Granada’s outstanding Alhambra Palace sits proudly on the verdant hillside. In 1492, when the Christians defeated the Moors, this incredible structure was destined to be the last Moorish palace built in Andalusia. Its name comes from the Arabic word for “red or crimson castle.” Inside, extensive Arabic calligraphy adorns the palace walls. Outside, a garden of paradise was designed to reflect the Muslim view of heaven, complete with life-affirming fountains and trees. Water equals life in Andalusia, as it does throughout the world. Today, there are about thirty mosques in the Old Arab Quarter.

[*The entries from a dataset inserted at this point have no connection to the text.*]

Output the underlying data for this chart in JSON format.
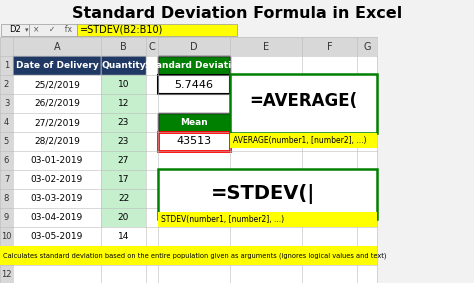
{
  "title": "Standard Deviation Formula in Excel",
  "formula_bar_cell": "D2",
  "formula_bar_formula": "=STDEV(B2:B10)",
  "dates": [
    "Date of Delivery",
    "25/2/2019",
    "26/2/2019",
    "27/2/2019",
    "28/2/2019",
    "03-01-2019",
    "03-02-2019",
    "03-03-2019",
    "03-04-2019",
    "03-05-2019",
    "",
    ""
  ],
  "quantities": [
    "Quantity",
    "10",
    "12",
    "23",
    "23",
    "27",
    "17",
    "22",
    "20",
    "14",
    "",
    ""
  ],
  "stdev_label": "Standard Deviation",
  "stdev_value": "5.7446",
  "mean_label": "Mean",
  "mean_value": "43513",
  "average_formula": "=AVERAGE(",
  "average_hint": "AVERAGE(number1, [number2], ...)",
  "stdev_formula": "=STDEV(",
  "stdev_hint": "STDEV(number1, [number2], ...)",
  "bottom_note": "Calculates standard deviation based on the entire population given as arguments (ignores logical values and text)",
  "col_b_highlight": "#C6EFCE",
  "stdev_header_bg": "#008000",
  "mean_header_bg": "#008000",
  "mean_value_border": "#FF0000",
  "average_box_border": "#008000",
  "stdev_box_border": "#008000",
  "hint_bg": "#FFFF00",
  "note_bg": "#FFFF00",
  "formula_bar_bg": "#FFFF00",
  "grid_color": "#BBBBBB",
  "row_num_bg": "#D8D8D8",
  "col_header_bg": "#D8D8D8",
  "header_row_bg": "#1F3864",
  "bg_white": "#FFFFFF"
}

The newest mosque was built in 2003, the first constructed here in more than 500 years. Glimpses of modern Granada can be seen throughout the city, as well. Its Science complex offers a planetarium, delightful butterfly garden and enticing observation tower offering panoramic views of some of the area’s best sites.

What To Do

Stroll through the Albaicín, Arab Quarter, and Old Quarter’s bustling Silk Market, where you can still bargain for spices and souvenirs much as locals did centuries ago. Dine at Spain’s only revolving restaurant atop the modern Forum building. Free the Gypsy in your soul during a real-life Gypsy folkloric performance in their Sacromonte neighborhood, nestled in the hills above Granada. The Sacromonte caves were originally carved by exiled Muslim, Jewish and Gypsy residents following the Christian occupation in 1492. Feel like a character from the Arabian Nights at a local teteria, an Arabic tearoom. Toast your good fortune with some full-bodied red wines from La Rioja and Ribera, as you feast on tapas and delicacies served in Moroccan-style tagines.